Although incredible advances in the development and dissemination of antiretroviral therapy (ART) have enabled many individuals with HIV to avoid progressing to AIDS, the efficacy of this therapy means the population may now live long enough to succumb to diseases that often plague the non- HIV–infected population. Chief among these is liver disease, specifically nonalcoholic fatty liver disease (NAFLD), which is characterized by fatty deposits in the liver and can lead to liver fibrosis (stiffness), cirrhosis, or death.
In patients who do not have HIV, the primary driver of NAFLD is metabolic syndrome. According to the National Heart, Lung, and Blood Institute, metabolic syndrome pertains to a cluster of risk factors that predispose a person to heart disease, diabetes, and stroke, and its incidence is rising worldwide. Prominent among these risk factors is obesity concentrated in the abdominal area. Additional risk factors include hypertension, a high fasting blood glucose level, and high triglyceride and low high-density lipoprotein (HDL) cholesterol levels. Now, NAFLD driven by metabolic syndrome is becoming more common in individuals with HIV as well—approximately one-third have NAFLD, according to the authors of a new study on the link between liver fibrosis and metabolic syndrome in individuals living with HIV.1
The study was conducted by a European team that analyzed 405 HIV-monoinfected adults, mostly male, who appeared in a database of patients being followed for treatment at a Paris hospital. The subjects all had been diagnosed with HIV at least 5 years prior to the study, and none had a history of excessive alcohol consumption. Their average age was 53, and 203 had metabolic syndrome. Upon enrollment, each participant had the stiffness of his or her liver measured using transient elastography, a noninvasive method similar to an ultrasound. Blood samples also were taken after a 12-hour fast.
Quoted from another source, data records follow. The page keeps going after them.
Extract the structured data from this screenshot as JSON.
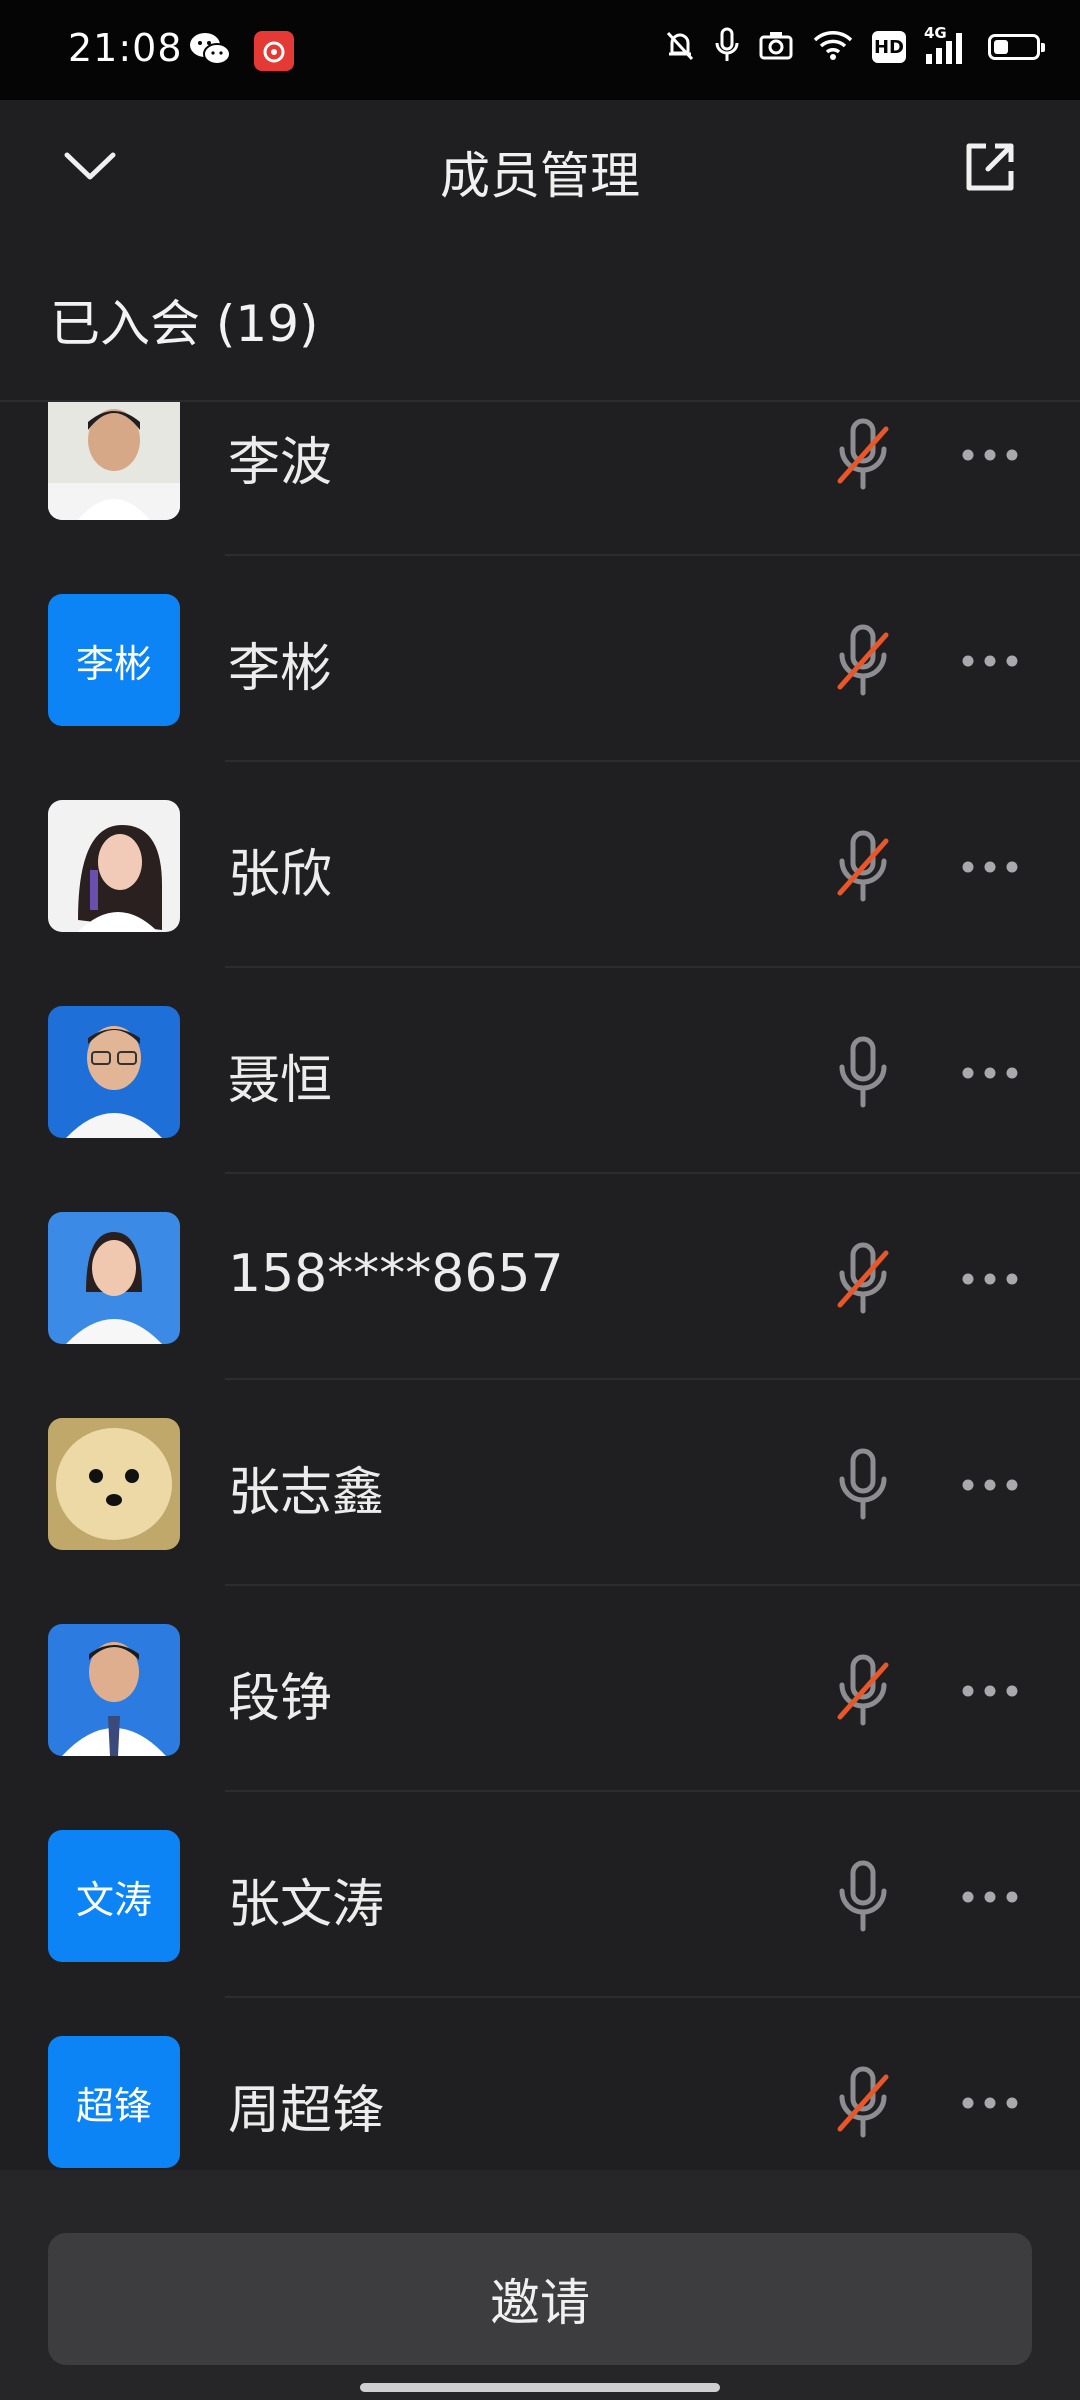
{
  "status_bar": {
    "time": "21:08",
    "left_icons": [
      "wechat-icon",
      "netease-music-icon"
    ],
    "right_icons": [
      "mute-bell-icon",
      "mic-icon",
      "camera-icon",
      "wifi-icon",
      "hd-icon",
      "4g-signal-icon",
      "battery-icon"
    ],
    "hd_label": "HD",
    "network_label": "4G",
    "battery_level": 0.35
  },
  "header": {
    "title": "成员管理",
    "collapse_icon": "chevron-down-icon",
    "popout_icon": "external-window-icon"
  },
  "section": {
    "title": "已入会 (19)"
  },
  "members": [
    {
      "name": "李波",
      "avatar": "photo",
      "muted": true
    },
    {
      "name": "李彬",
      "avatar": "text",
      "avatar_text": "李彬",
      "muted": true
    },
    {
      "name": "张欣",
      "avatar": "photo",
      "muted": true
    },
    {
      "name": "聂恒",
      "avatar": "photo",
      "muted": false
    },
    {
      "name": "158****8657",
      "avatar": "photo",
      "muted": true
    },
    {
      "name": "张志鑫",
      "avatar": "photo",
      "muted": false
    },
    {
      "name": "段铮",
      "avatar": "photo",
      "muted": true
    },
    {
      "name": "张文涛",
      "avatar": "text",
      "avatar_text": "文涛",
      "muted": false
    },
    {
      "name": "周超锋",
      "avatar": "text",
      "avatar_text": "超锋",
      "muted": true
    }
  ],
  "invite_button": {
    "label": "邀请"
  },
  "colors": {
    "background": "#1f1f21",
    "avatar_blue": "#0d84f5",
    "muted_slash": "#e8572a",
    "icon_gray": "#8e8e92"
  }
}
The team found that liver stiffness, along with cirrhosis, was measurably higher in patients who had markers of metabolic syndrome, including low HDL cholesterol and high triglycerides. The higher the patient’s body mass index (BMI), the higher the risk of fibrosis and cirrhosis. Patients with a BMI of at least 30 kg/m2
were especially likely to have fibrosis, as were patients whose blood work suggested insulin resistance. Overall, 25.1% of HIV-monoinfected patients who had metabolic syndrome had significant fibrosis, with 8.4% found to have cirrhosis. Among HIV-monoinfected patients without metabolic syndrome, fewer than 8% had fibrosis. Because fibrosis is a known marker of the severity of chronic liver disease, and because it has a proven association with deaths due to liver disease in individuals with NAFLD who don’t have HIV, these findings have important implications for the HIV community.
Liver disease has long been a concern in individuals living with HIV, especially as they’ve seen their lives extended thanks to ART. “Most of the time, patients with HIV develop liver fibrosis/ cirrhosis in a background of viral hepatitis (hepatitis B virus [HBV] or hepatitis C virus [HCV]) coinfection,” Maud Lemoine, a senior clinical lecturer at Imperial College London and the lead author of the study, told Contagion®
. “But in patients without HBV or HCV coinfection, metabolic syndrome [arises] mainly due to obesity inducing fat into the liver, which can progress to inflammation and fibrosis.”
Exactly how and why NAFLD and metabolic syndrome contribute to liver fibrosis in individuals living with HIV is not well understood. Researchers are unsure of the causative biological processes, but they have confirmed that HIV-monoinfected patients with metabolic syndrome experience changes in the levels of proteins emitted by fat tissue as well as higher levels of cells that induce an immune response. “The HIV infection itself is connected to a chronic inflammatory state,” Dr. Lemoine said, but added that scientists do not know whether HIV has a direct impact on the liver. “We analyze patients that are very well suppressed, with no detectable viral load.”
What she and her team do know is that adipose tissue from obesity is the main driver of this condition. “So far, it has been a neglected problem in HIV patients,” she said, noting that there have been many studies examining the role of obesity and metabolic disease in individuals without HIV.